Solution Explanation for Check If It Is a Good Array

This problem revolves around the concept of Bézout's Identity from number theory. Bézout's Identity states that for any two integers 'a' and 'b', there exist integers 'x' and 'y' such that ax + by = gcd(a, b), where gcd(a, b) is the greatest common divisor of 'a' and 'b'. Extending this, if we have a set of numbers, and their greatest common divisor is 1, then we can always find integer coefficients to form a linear combination that equals 1.

The Core Idea:

The problem asks whether we can obtain a sum of 1 using a subset of the numbers in nums, each multiplied by an integer (positive or negative). This is possible if and only if the greatest common divisor (GCD) of all numbers in nums is 1. If the GCD is greater than 1, it means all numbers share a common factor, and no linear combination can result in 1.

Algorithm:

1. Calculate GCD: Iterate through the nums array and compute the GCD of all elements using Euclid's algorithm (or a built-in GCD function).
2. Check GCD: Return true if the GCD is 1; otherwise, return false.

Time Complexity Analysis:

• GCD Calculation: Euclid's algorithm for finding the GCD of two numbers has a time complexity of O(log(min(a, b))), where 'a' and 'b' are the two numbers. Since we're calculating the GCD iteratively for the entire array, the overall time complexity for this step is O(n * log(m)), where 'n' is the length of nums and 'm' is the maximum value in nums. In practice, this is often observed to be close to O(n) because the GCD tends to decrease rapidly.

• Checking GCD: This is a constant-time O(1) operation.

Therefore, the overall time complexity is dominated by the GCD calculation, which is approximately O(n log m) or practically often closer to O(n).

Space Complexity Analysis:

The algorithm uses a constant amount of extra space to store variables like the current GCD. Therefore, the space complexity is O(1).

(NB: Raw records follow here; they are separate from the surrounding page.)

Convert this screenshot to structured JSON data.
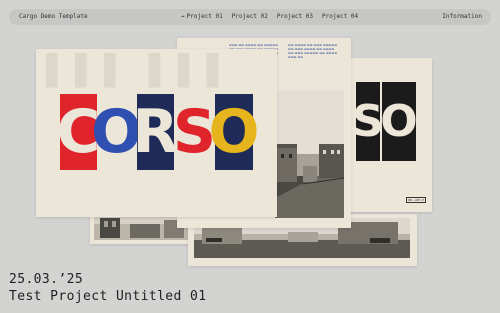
{
  "nav": {
    "site_title": "Cargo Demo Template",
    "active_arrow": "→",
    "projects": [
      "Project 01",
      "Project 02",
      "Project 03",
      "Project 04"
    ],
    "information": "Information"
  },
  "cover": {
    "letters": [
      "C",
      "O",
      "R",
      "S",
      "O"
    ],
    "colors": {
      "red": "#e0242c",
      "blue": "#2f4fb1",
      "navy": "#1e2a57",
      "yellow": "#e6b51e",
      "paper": "#ece6d9"
    }
  },
  "right_card": {
    "letters": [
      "S",
      "O"
    ],
    "stamp": "SEL·ART·E"
  },
  "footer": {
    "date": "25.03.’25",
    "title": "Test Project Untitled 01"
  }
}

Code Implementation (Python, Java, C++, Go, TypeScript):

The code implementations below utilize Euclid's algorithm for GCD calculation. Some languages provide built-in GCD functions which can simplify the code slightly but won't change the complexity.

import math
 
def isGoodArray(nums):
    gcd_val = nums[0]
    for i in range(1, len(nums)):
        gcd_val = math.gcd(gcd_val, nums[i])  # Python's built-in GCD function
    return gcd_val == 1
 

class Solution {
    public boolean isGoodArray(int[] nums) {
        int gcd = nums[0];
        for (int i = 1; i < nums.length; i++) {
            gcd = gcd(gcd, nums[i]);
        }
        return gcd == 1;
    }
 
    private int gcd(int a, int b) {
        if (b == 0) return a;
        return gcd(b, a % b);
    }
}

#include <numeric> //for std::gcd
 
class Solution {
public:
    bool isGoodArray(vector<int>& nums) {
        int gcd = nums[0];
        for (int i = 1; i < nums.size(); ++i) {
            gcd = std::gcd(gcd, nums[i]); //C++'s built-in GCD function
        }
        return gcd == 1;
    }
};

func gcd(a, b int) int {
	if b == 0 {
		return a
	}
	return gcd(b, a%b)
}
 
func isGoodArray(nums []int) bool {
	result := nums[0]
	for i := 1; i < len(nums); i++ {
		result = gcd(result, nums[i])
	}
	return result == 1
}

function isGoodArray(nums: number[]): boolean {
    let gcd = nums[0];
    for (let i = 1; i < nums.length; i++) {
        gcd = gcd(gcd, nums[i]);
    }
    return gcd === 1;
}
 
function gcd(a: number, b: number): number {
    if (b === 0) return a;
    return gcd(b, a % b);
}

These code snippets all implement the same core algorithm with minor syntactic differences between languages. They all achieve the O(n log m) or practically O(n) time complexity and O(1) space complexity.